東尾理子さんが旦那さんである石田純一さんと結婚したのが2009年。産婦人科に通い妊活を始めたのが2010年。しかし、思うように子供を授かる事ができず、ここから約2年にわたる不妊治療が始まります。
まず産婦人科に通い出した2010年からタイミング法や人工受精を行いました。そして2011年から体外受精を始め、2年の月日を経てやっと2012年11月、東尾理子さんが37歳になる歳に男の子を出産し念願の母親となりました。

【印象に残った部分や感じたこと】
転院を決意した理子さんの気持ちの中で『受け身のままでいたら、いたずらに時間が過ぎていくだけ。自分の体のこと、自分の赤ちゃんのことだから、もっときちんと知識をつけておくべきだと感じました。この薬をこうやって使うと子宮内膜が薄くなるとか、この薬を飲むと卵子はでるけど着床しにくい身体になるとか、薬を使わない選択もあるとか。』『自分たちで勉強した方がいいと思ったので、主人にも全部説明したんです。治療の種類・薬の種類・副作用・進め方。それぞれのメリット・デメリットも含めて。』という記載があります。
⇒この文章を私はとても納得しました。正直私自身もお薬の種類がこんなにもたくさんあること、そのお薬の副作用とかもこの理子さんの本を読むまでまったく知りませんでした。同時に実際に不妊治療をしている方も産婦人科に通っていてお医者さんの言われるがまま処方されるお薬を飲みながら治療を進めていっている方も多いのではないかなと感じました。もちろんそれも間違っていないんだと思います。
しかし、やっぱり人それぞれ身体も違いますしお薬が合う合わないということは十分あり得ることだと思います。理子さんは専門書やインターネットで自分で調べて勉強し、それを旦那さんにも説明し今後の治療方針や転院をすることを決められました。そして勉強したことを旦那さんに全て話すことで旦那さんも理解がしやすくなりますし今後の治療方針をしっかり2人で話合い進めていくことができると思いますし、そうやって二人三脚で夫婦で少しずつ前へ進んでいき諦めないことが赤ちゃんを授かることのできる近道なのかなと感じました。

次に体外受精を始めた記事の中では『歯が痛かったら歯医者さんに行くでしょう?赤ちゃんが欲しいから専門クリニックにいくことは、ごく普通のことじゃない?』と理子さんの気持ちが書かれた文章です。
⇒私の友人は不妊治療をしていました。その友人は、『産婦人科にはあまり行きたくない、妊婦さんもいるし不妊治療って自分がだめな女性というイメージがあって周りからそう見られたくない』と話してくれました。友人の気持ちもとてもよく分かります。しかし、この文章を読んだときに自分自身の中でとても納得ができ本を読みながら思わずうんうん。

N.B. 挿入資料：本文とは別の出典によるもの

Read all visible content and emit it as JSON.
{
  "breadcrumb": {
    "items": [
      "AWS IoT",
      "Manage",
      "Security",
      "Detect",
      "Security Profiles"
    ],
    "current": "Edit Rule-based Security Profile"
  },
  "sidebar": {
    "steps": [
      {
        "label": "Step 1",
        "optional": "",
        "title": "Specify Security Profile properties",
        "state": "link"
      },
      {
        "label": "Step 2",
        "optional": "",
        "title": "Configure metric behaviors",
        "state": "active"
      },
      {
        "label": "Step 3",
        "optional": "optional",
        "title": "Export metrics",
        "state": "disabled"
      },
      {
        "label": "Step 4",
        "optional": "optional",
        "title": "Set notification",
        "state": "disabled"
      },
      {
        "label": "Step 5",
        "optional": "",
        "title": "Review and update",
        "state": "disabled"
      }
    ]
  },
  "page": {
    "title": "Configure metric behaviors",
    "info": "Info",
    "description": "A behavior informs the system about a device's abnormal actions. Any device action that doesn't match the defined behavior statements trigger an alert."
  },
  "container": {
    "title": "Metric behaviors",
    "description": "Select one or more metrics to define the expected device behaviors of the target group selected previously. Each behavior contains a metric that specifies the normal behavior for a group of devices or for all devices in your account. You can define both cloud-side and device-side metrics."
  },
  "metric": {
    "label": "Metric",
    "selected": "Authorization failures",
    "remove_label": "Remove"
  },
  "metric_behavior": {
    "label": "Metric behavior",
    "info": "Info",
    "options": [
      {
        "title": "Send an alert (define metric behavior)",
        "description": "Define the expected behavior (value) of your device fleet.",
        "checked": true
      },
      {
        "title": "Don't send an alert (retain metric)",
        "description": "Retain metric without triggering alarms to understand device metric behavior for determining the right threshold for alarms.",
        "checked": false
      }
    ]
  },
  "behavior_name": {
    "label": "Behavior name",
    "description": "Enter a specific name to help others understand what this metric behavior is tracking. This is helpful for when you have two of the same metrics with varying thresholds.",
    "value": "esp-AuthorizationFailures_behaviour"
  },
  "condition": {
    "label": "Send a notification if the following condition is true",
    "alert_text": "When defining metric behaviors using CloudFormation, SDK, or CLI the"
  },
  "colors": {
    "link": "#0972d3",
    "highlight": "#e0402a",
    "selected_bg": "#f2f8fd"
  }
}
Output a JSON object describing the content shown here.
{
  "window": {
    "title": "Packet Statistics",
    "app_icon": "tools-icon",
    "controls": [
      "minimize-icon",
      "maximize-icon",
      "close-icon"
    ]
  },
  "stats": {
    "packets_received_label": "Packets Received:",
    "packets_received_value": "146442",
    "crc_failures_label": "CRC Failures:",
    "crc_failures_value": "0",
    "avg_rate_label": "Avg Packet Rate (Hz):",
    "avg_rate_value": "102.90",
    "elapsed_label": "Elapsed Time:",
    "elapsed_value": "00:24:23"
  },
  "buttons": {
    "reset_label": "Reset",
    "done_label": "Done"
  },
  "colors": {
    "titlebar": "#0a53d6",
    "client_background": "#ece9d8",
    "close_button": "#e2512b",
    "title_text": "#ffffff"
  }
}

とうなずいてしまいました。『不妊』という言葉のイメージもあまりよくないのでしょうが、
もっと世間的に大部分の人がそのように考えることができれば、赤ちゃんを待っている方たちも、もっとクリニックに通いやすくなると思うし、気持ち的にもずいぶん楽に通えるようになるかもしれないと感じました。

【まとめ】
妊活について理子さんが行ってきた不妊治療の細かいスケジュールや方法はもちろんのこと、不妊治療中に感じた痛みや、その他にも不妊治療をする中での申請手続きの方法や使用されるお薬の話、原因や年齢についての細かい情報もたくさん記載されております。不妊治療中はなかなか子供が授かれなかったり、原因が分からなかったり、子供や自分の年齢考えたりしていくと、どうしても不安になり心が折れそうになってしまう時があると思います。この本はそんな時にぜひ手にとってほしいです。東尾理子さんの不妊治療中の意志決定の仕方や考え方を学ぶことで、もっと幸せになれるのではないでしょうか?という隠れたメッセージも感じるとることができると思います。